During the 1970s, and indeed right up until my retirement in 1986, my scholarly life as a teacher, writer, editor, and supervisor of research was increasingly interrupted by the calls of college administration. Following on four years as chairman of the Centre of African Studies, in which my main preoccupation had been the establishment of new master's degrees, I was appointed in 1971 as the senior tutor at SOAS, which gave me the oversight to the whole of the teaching programme of the school. The appointment came at a significant moment. Hitherto, student numbers had been limited by the size of our accommodation to around seven hundred. Now, with a large extension of our building nearly completed, it was possible to think in terms of raising our total numbers, in the course of ten or fifteen years, to as many as two thousand. Such a transition would involve a radical change in the composition of the student body. Hitherto, all but three hundred of our students had been postgraduates whose numbers could not be expected to increase significantly beyond their existing level of around four hundred.
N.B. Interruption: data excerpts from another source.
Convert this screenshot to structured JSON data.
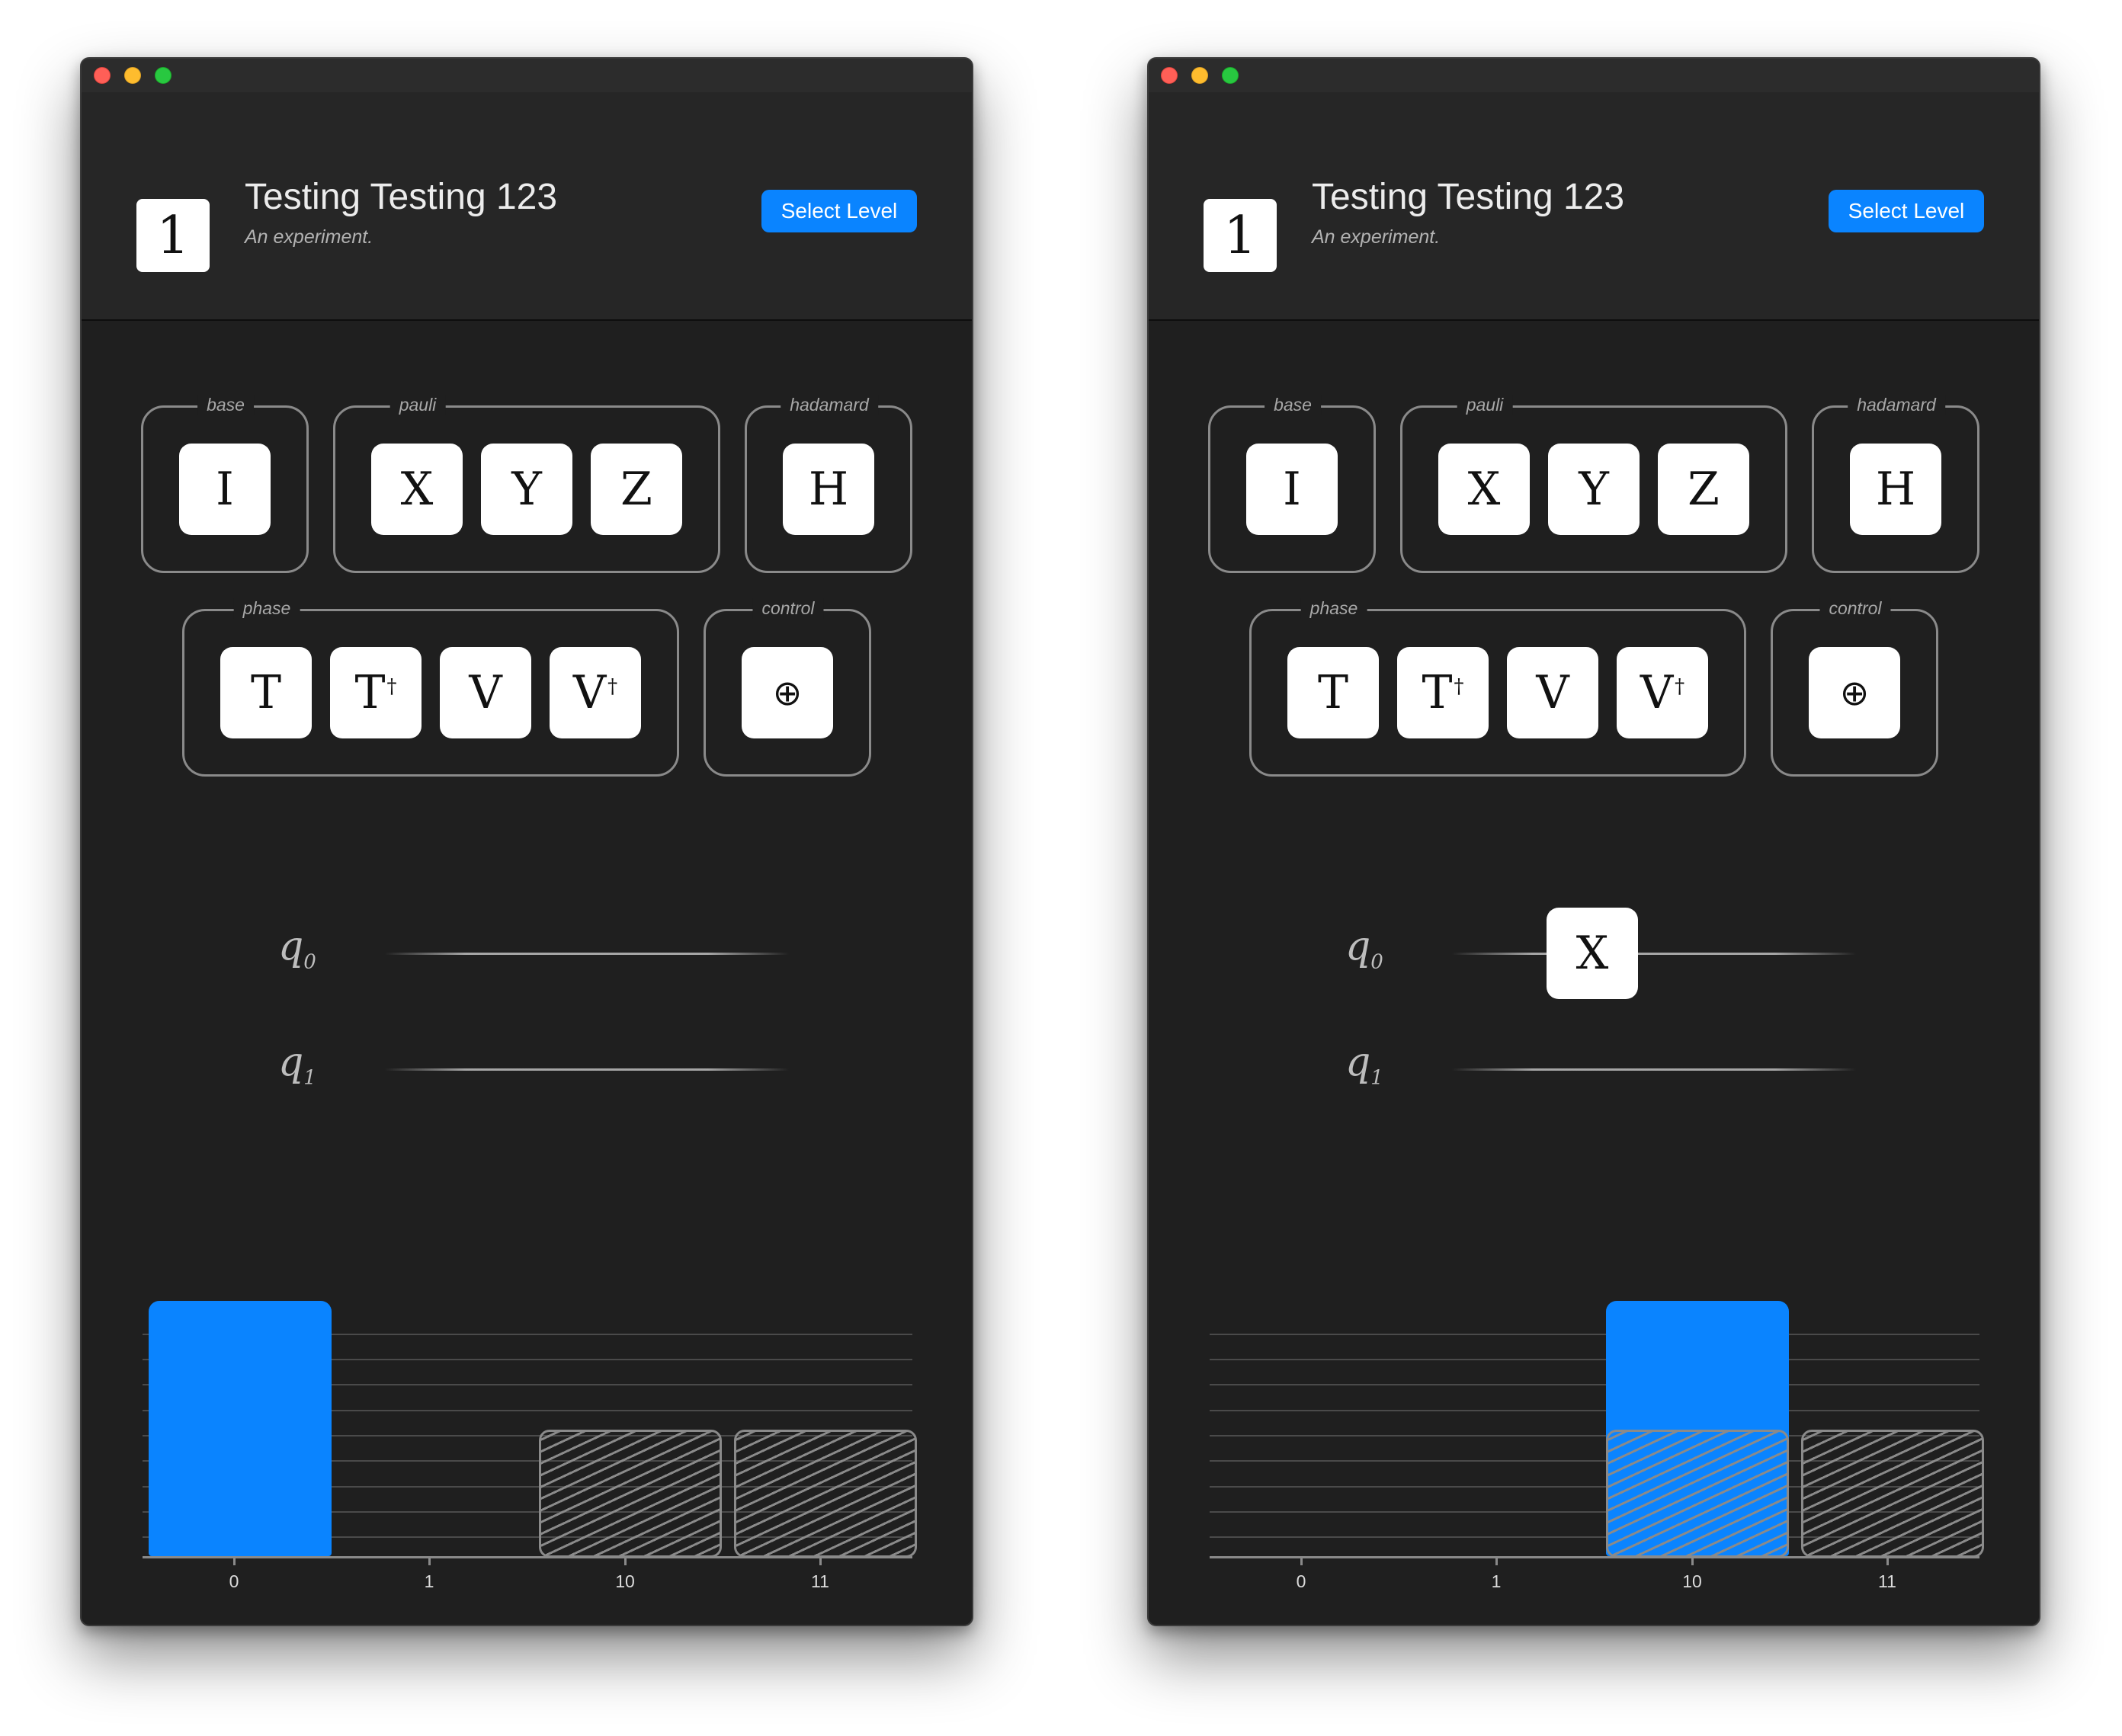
{
  "windows": [
    {
      "level_number": "1",
      "title": "Testing Testing 123",
      "subtitle": "An experiment.",
      "select_level_label": "Select Level",
      "groups": {
        "base": {
          "label": "base",
          "gates": [
            "I"
          ]
        },
        "pauli": {
          "label": "pauli",
          "gates": [
            "X",
            "Y",
            "Z"
          ]
        },
        "hadamard": {
          "label": "hadamard",
          "gates": [
            "H"
          ]
        },
        "phase": {
          "label": "phase",
          "gates": [
            "T",
            "T",
            "V",
            "V"
          ],
          "dagger": "†"
        },
        "control": {
          "label": "control",
          "gates": [
            "⊕"
          ]
        }
      },
      "qubits": [
        {
          "name": "q",
          "index": "0",
          "placed_gates": []
        },
        {
          "name": "q",
          "index": "1",
          "placed_gates": []
        }
      ],
      "histogram": {
        "states": [
          "0",
          "1",
          "10",
          "11"
        ],
        "probabilities": [
          1.0,
          0.0,
          0.0,
          0.0
        ],
        "targets": [
          0.0,
          0.0,
          0.5,
          0.5
        ],
        "bar_color": "#0a84ff"
      }
    },
    {
      "level_number": "1",
      "title": "Testing Testing 123",
      "subtitle": "An experiment.",
      "select_level_label": "Select Level",
      "groups": {
        "base": {
          "label": "base",
          "gates": [
            "I"
          ]
        },
        "pauli": {
          "label": "pauli",
          "gates": [
            "X",
            "Y",
            "Z"
          ]
        },
        "hadamard": {
          "label": "hadamard",
          "gates": [
            "H"
          ]
        },
        "phase": {
          "label": "phase",
          "gates": [
            "T",
            "T",
            "V",
            "V"
          ],
          "dagger": "†"
        },
        "control": {
          "label": "control",
          "gates": [
            "⊕"
          ]
        }
      },
      "qubits": [
        {
          "name": "q",
          "index": "0",
          "placed_gates": [
            "X"
          ]
        },
        {
          "name": "q",
          "index": "1",
          "placed_gates": []
        }
      ],
      "histogram": {
        "states": [
          "0",
          "1",
          "10",
          "11"
        ],
        "probabilities": [
          0.0,
          0.0,
          1.0,
          0.0
        ],
        "targets": [
          0.0,
          0.0,
          0.5,
          0.5
        ],
        "bar_color": "#0a84ff"
      }
    }
  ]
}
It was clear, therefore, that our projected expansion would have to be built mainly around our undergraduate programme, and the recruits would have to come mainly from British schools. As things stood, all we could offer them was a long list of single-subject degrees, half of them with the Asian and African dimensions of the main arts and social science subjects and the other half in Asian and African languages, of which only a handful of British school leavers would even be aware. The fundamental problem here was that, although half our staff members were language specialists, they could make little direct contribution to our expansion. The additional teaching would fall mainly on the rest, who would need to share the load as equally as possible. In these circumstances it seemed plain that we would need to take a long step in the direction of the American system of modular degrees in which students choose their courses from two or more compatible disciplines. My early activities as senior tutor were spent in discovering how far along this path my colleagues were prepared to go.